I am running a Clojure Collector with Google tags to track javascript events. We are trying to create a Snowplow + Snowflake pipeline. I have an s3 bucket for this that contains folders for each of the pieces of the pipeline. The snowplow-emr-elt-runner works for enriching the data. However, when I run the data-runner for the Snowflake transformer and loader I get: Output directory s3a://<bucketName>/<snowflakeFolder>/data/run=2018-03-16-10-13-56 already exists
In order for the transformer to properly run, i have to delete all the folders that are currently in s3a://<bucketName>/<snowflakeFolder>/data/
If this makes a difference, I noticed that the loader and transformer were both 0.3.0 in the playbook.json file when i was running the datarunner.
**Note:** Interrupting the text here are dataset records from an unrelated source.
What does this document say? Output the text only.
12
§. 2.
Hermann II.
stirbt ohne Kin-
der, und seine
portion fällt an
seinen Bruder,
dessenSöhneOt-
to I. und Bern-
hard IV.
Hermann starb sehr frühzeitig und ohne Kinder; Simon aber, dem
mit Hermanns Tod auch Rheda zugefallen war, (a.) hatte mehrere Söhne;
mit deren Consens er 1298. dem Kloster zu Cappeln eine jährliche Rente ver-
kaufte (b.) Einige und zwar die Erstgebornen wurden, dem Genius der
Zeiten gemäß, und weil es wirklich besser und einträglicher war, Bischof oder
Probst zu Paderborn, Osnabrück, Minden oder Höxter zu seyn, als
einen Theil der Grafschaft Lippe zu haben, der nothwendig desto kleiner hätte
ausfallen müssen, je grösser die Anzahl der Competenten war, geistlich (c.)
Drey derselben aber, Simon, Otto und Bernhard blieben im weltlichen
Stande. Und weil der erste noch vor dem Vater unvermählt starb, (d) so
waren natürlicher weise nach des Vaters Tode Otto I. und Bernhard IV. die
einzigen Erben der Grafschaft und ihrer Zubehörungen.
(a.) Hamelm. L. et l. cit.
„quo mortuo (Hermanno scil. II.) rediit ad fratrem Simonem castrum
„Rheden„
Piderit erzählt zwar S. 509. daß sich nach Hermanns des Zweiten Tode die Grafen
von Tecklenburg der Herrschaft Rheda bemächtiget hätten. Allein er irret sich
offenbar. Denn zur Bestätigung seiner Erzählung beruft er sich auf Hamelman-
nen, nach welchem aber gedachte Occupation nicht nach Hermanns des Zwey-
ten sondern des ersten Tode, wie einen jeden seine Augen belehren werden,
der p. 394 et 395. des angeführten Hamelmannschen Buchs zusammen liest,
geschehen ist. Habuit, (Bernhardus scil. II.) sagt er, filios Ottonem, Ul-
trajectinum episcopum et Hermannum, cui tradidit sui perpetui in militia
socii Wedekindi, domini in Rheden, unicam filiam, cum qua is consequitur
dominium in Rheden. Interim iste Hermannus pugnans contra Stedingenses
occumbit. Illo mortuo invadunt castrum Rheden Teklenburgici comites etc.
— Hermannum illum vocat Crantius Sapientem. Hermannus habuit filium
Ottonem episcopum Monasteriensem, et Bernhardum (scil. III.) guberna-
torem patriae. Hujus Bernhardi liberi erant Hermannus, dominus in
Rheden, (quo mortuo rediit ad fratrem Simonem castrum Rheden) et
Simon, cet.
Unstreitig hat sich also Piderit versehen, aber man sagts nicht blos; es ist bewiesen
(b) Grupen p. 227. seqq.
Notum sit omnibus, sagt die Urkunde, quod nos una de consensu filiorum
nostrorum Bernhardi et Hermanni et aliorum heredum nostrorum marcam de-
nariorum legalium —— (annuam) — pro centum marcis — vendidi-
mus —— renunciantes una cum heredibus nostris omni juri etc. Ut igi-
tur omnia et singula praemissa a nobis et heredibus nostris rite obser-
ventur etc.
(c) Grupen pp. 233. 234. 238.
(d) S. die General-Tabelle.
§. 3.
I just switched the version before i sent it to you.
This isn’t something we’ve seen before. Also your playbook looks correct and switching to 0.3.1 shouldn’t have any unexpected effect.
However, I’m wondering if you’re trying to use persistent cluster? I.e. common snowflake loader architecture assumes that for each run new cluster is bootstrapped and then destroyed after finishing its job.
Also, what’s directory behind <name of directory>, is it your archive on S3 or HDFS path (presumably)?
Hi,
The <name of directory> is the S3 bucket where the snowflake data is stored. I have two separate folder in the bucket, one for the snowplow data to be stored while the other is for snowflake. In the snowplow/data/archive directory it would appear directories for each run are created and remain until deleted. This is the same case with the snowflake/data directory, it have to delete the directories created after each run.
Does it mean you already have processed data, so this problem just appeared?
Also, is <name of directory> is something like s3://mybucket/snowflake/data/archive/ or s3://mybucket/snowflake/data/archive/run=2018-03-22-10-00-00/? It seems that problem is simply that folder is really exist.
<name of directory> is like s3://mybucket/snowflake/data/archive/run=2018-03-22-10-00-00/. And yes, it seems to be because the folder exists. Should I be configuring the bucket to delete old runs?
Technically, you can add aws s3 rm statement in launching script after dataflow-runner, however I’m more confused now on why did Transformer tries to re-process it. Could you please share with me how DynamoDB manifest for this s3://mybucket/snowflake/data/archive/run=2018-03-22-10-00-00/ looks like?